Posted by: hannah on Oct 5, 2006 3:32 AM   
Current rating: Not yet rated    [1 = poor; 5 = excellent]
Just another way for this administration to get into our bedrooms. Our republican elected leaders seem to think that if they say it isn't so, it won't be. As long as they say that it's illegal for gays to marry, they will quit having relationships. Yeah, right. And as long as they say that poor folks should just get married, everything will be solved. Okey-dokey. Never mind that they know nothing of the kind of lives these folks lead. Drug and alcohol addiction, physical and mental abuse, fathers on a vicious cycle of incarceration. Marriage will solve all of these things? HA!!! The rich politicos live in dream worlds. Get your heads out of your asses. Wake up. Do something about the economy. Get some health care for EVERYONE. Do something to help the single parent families SURVIVE.

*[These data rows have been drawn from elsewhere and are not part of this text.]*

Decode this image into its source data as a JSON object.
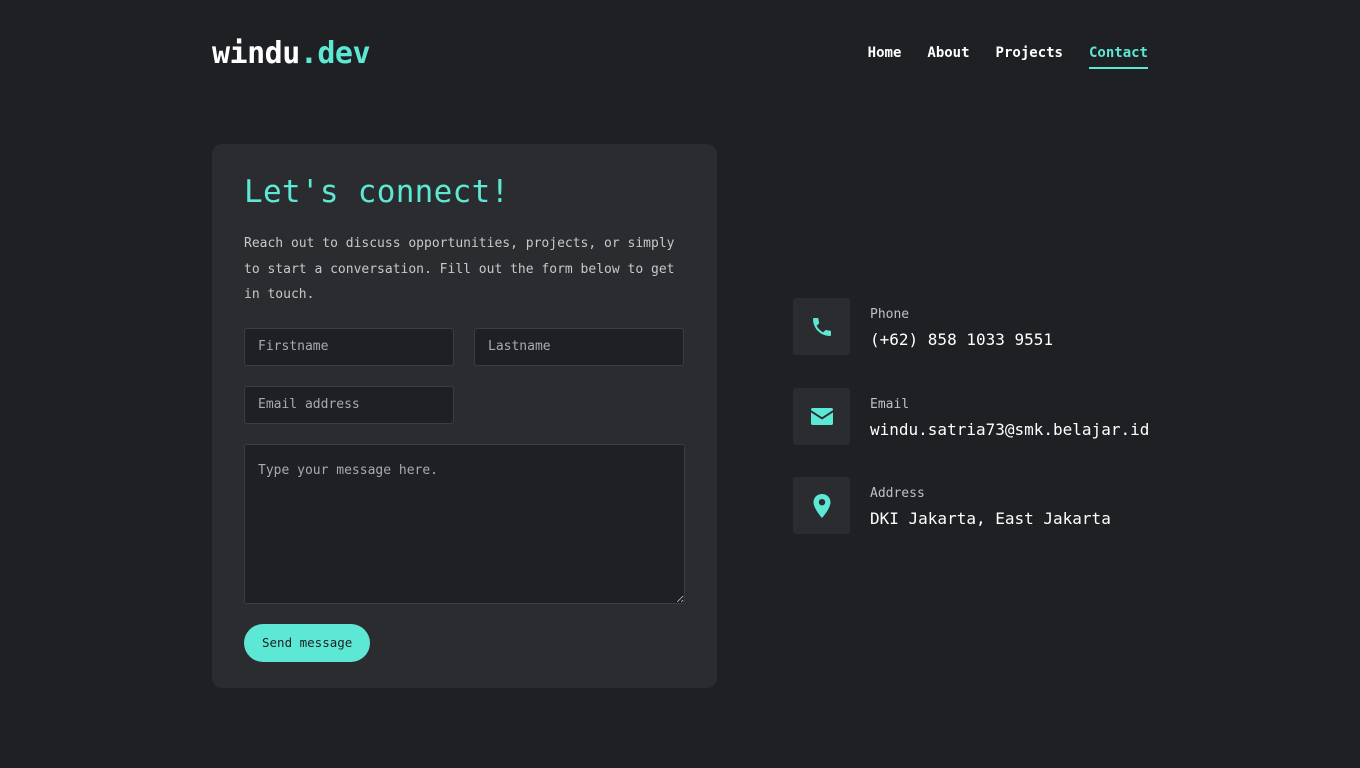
{
  "brand": {
    "name": "windu",
    "tld": ".dev"
  },
  "nav": {
    "items": [
      {
        "label": "Home"
      },
      {
        "label": "About"
      },
      {
        "label": "Projects"
      },
      {
        "label": "Contact",
        "active": true
      }
    ]
  },
  "form": {
    "heading": "Let's connect!",
    "intro": "Reach out to discuss opportunities, projects, or simply to start a conversation. Fill out the form below to get in touch.",
    "firstname_placeholder": "Firstname",
    "lastname_placeholder": "Lastname",
    "email_placeholder": "Email address",
    "message_placeholder": "Type your message here.",
    "submit_label": "Send message"
  },
  "contact": {
    "phone": {
      "label": "Phone",
      "value": "(+62) 858 1033 9551",
      "icon": "phone-icon"
    },
    "email": {
      "label": "Email",
      "value": "windu.satria73@smk.belajar.id",
      "icon": "envelope-icon"
    },
    "address": {
      "label": "Address",
      "value": "DKI Jakarta, East Jakarta",
      "icon": "map-pin-icon"
    }
  },
  "colors": {
    "accent": "#5ce8d4",
    "background": "#1f2024",
    "card": "#2b2c30"
  }
}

And it's not just the severely poor that are struggling. It's the middle class that's having a tough time trying to make ends meet as well. Housing costs that have gone through the roof. STILL no affordable health care. Does marriage solve all these problems? HELL NO!! In fact, the state of our economy and what families are going through now is making it tough on relationships of any shape or form. McMansions going up all around the DC area, most of them costing nearly a million dollars each. These young families buying them, alot of them are paying these interest-only loans. Just wait until the principal part of these loans kick in. And interest rates also starting to head upward. How can relationships survive in the current economy?

The Bushies are heading us in the direction of a country where only the rich can survive. End of story.